Mi abuelo siempre sabía buscar la famosa Renüpulli, la salamanca que hay a las orillas del Lago Lácar. La cueva de brujos de la que su padre, que se llamaba Cheukemilla, tantas veces le habló.
Por aquel entonces, el padre de mi abuelo no vivía en el lago, pero se fue a perder por ahí.
Siempre había querido descubrir la Salamanca, quería estudiar la brujería para ser brujo. Pero no conocía la palabra santa, nunca la supo hallar.
La noche estaba oscura y no encontró el camino. De aquí para allá andaba, en la orilla andaba, y no oía más que el sholpín de la diuka de noche, que se va a dormir después que despierta la diuka del día.
Pero él no sabía salir de la maraña de las rocas partidas, aunque había habido buen agüero, que a la mañana, cuando salió de su casa, un zorro se le cruzó de izquierda a derecha.

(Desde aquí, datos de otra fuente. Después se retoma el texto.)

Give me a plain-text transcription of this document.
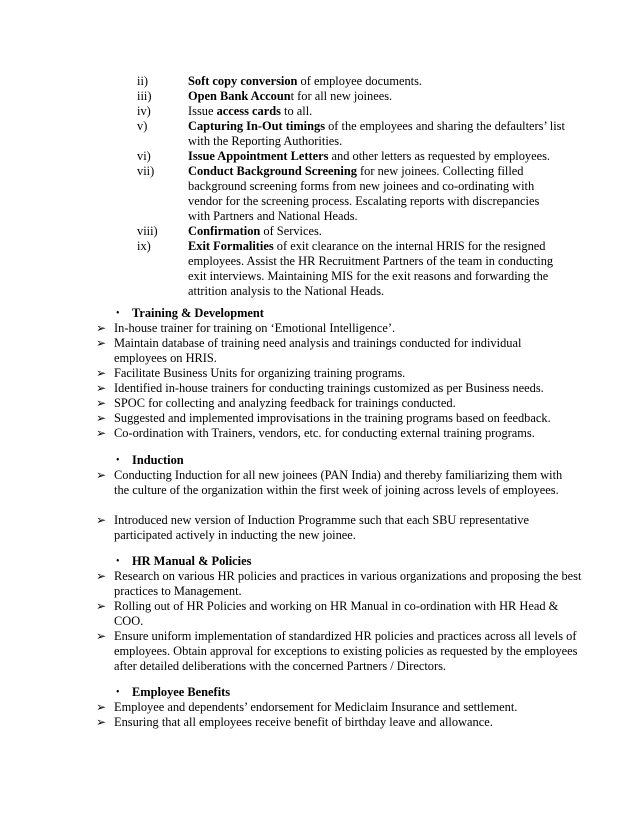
ii)	Soft copy conversion of employee documents.
iii)	Open Bank Account for all new joinees.
iv)	Issue access cards to all.
v)	Capturing In-Out timings of the employees and sharing the defaulters’ list with the Reporting Authorities.
vi)	Issue Appointment Letters and other letters as requested by employees.
vii)	Conduct Background Screening for new joinees. Collecting filled background screening forms from new joinees and co-ordinating with vendor for the screening process. Escalating reports with discrepancies with Partners and National Heads.
viii) Confirmation of Services.
ix)	Exit Formalities of exit clearance on the internal HRIS for the resigned employees. Assist the HR Recruitment Partners of the team in conducting exit interviews. Maintaining MIS for the exit reasons and forwarding the attrition analysis to the National Heads.
• Training & Development
➢ In-house trainer for training on ‘Emotional Intelligence’.
➢ Maintain database of training need analysis and trainings conducted for individual employees on HRIS.
➢ Facilitate Business Units for organizing training programs.
➢ Identified in-house trainers for conducting trainings customized as per Business needs.
➢ SPOC for collecting and analyzing feedback for trainings conducted.
➢ Suggested and implemented improvisations in the training programs based on feedback.
➢ Co-ordination with Trainers, vendors, etc. for conducting external training programs.
• Induction
➢ Conducting Induction for all new joinees (PAN India) and thereby familiarizing them with the culture of the organization within the first week of joining across levels of employees.
➢ Introduced new version of Induction Programme such that each SBU representative participated actively in inducting the new joinee.
• HR Manual & Policies
➢ Research on various HR policies and practices in various organizations and proposing the best practices to Management.
➢ Rolling out of HR Policies and working on HR Manual in co-ordination with HR Head & COO.
➢ Ensure uniform implementation of standardized HR policies and practices across all levels of employees. Obtain approval for exceptions to existing policies as requested by the employees after detailed deliberations with the concerned Partners / Directors.
• Employee Benefits
➢ Employee and dependents’ endorsement for Mediclaim Insurance and settlement.
➢ Ensuring that all employees receive benefit of birthday leave and allowance.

¿Dónde andaba la suerte ésa?
Sin querer dijo una palabra muy mala, que a veces había escuchado, que no sabía qué quería decir.
¡Ay, ay, ay, ay! Entonces, de repente, oyó voces, cantos, música, risa de chicos. Había caballos que relinchaban, gatos maullaban, ladraban perros, mugían vacas, de toda clase de animales se oían, que parecía que salía de abajo de tierra.
Fue detrás de los ruidos, tanteando y golpeando las rocas, hasta que vio una abertura que no había visto, que quedaba a la izquierda del lago, si se mira de Pukaullu.
Estaba ahora parado en una cueva y una muchacha había, una linda muchacha que lo llamaba, que le hacía entender que hiciera la señal de la cruz y avanzara no más.
La cueva era de más o menos una cuadra de largo, igual de ancho y muy alta, que llenaría una montaña. Dentro salían caminos, pasillos que debían ir a otras cuevas.
Clarito, pero clarito, se oía bramar el lago. Y todavía más claro se sentían las voces que había oído.
¡Ay, ay! Se persignó de la sorpresa, anduvo hacia la luz y, de repente, lo dieron vuelta muchas veces y era oscuro de nuevo.
Asustado, seguía tanteando hasta que vio un poco de luz y tropezó sobre un cadáver ensangrentado, que solamente se pudo librar diciendo la palabra.
Apenas anduvo un rato, un sapo enorme se le tiró encima, le ensuciaba la manta de piel y lo escupía.
De nuevo dijo la palabra santa y lo soltó el sapo.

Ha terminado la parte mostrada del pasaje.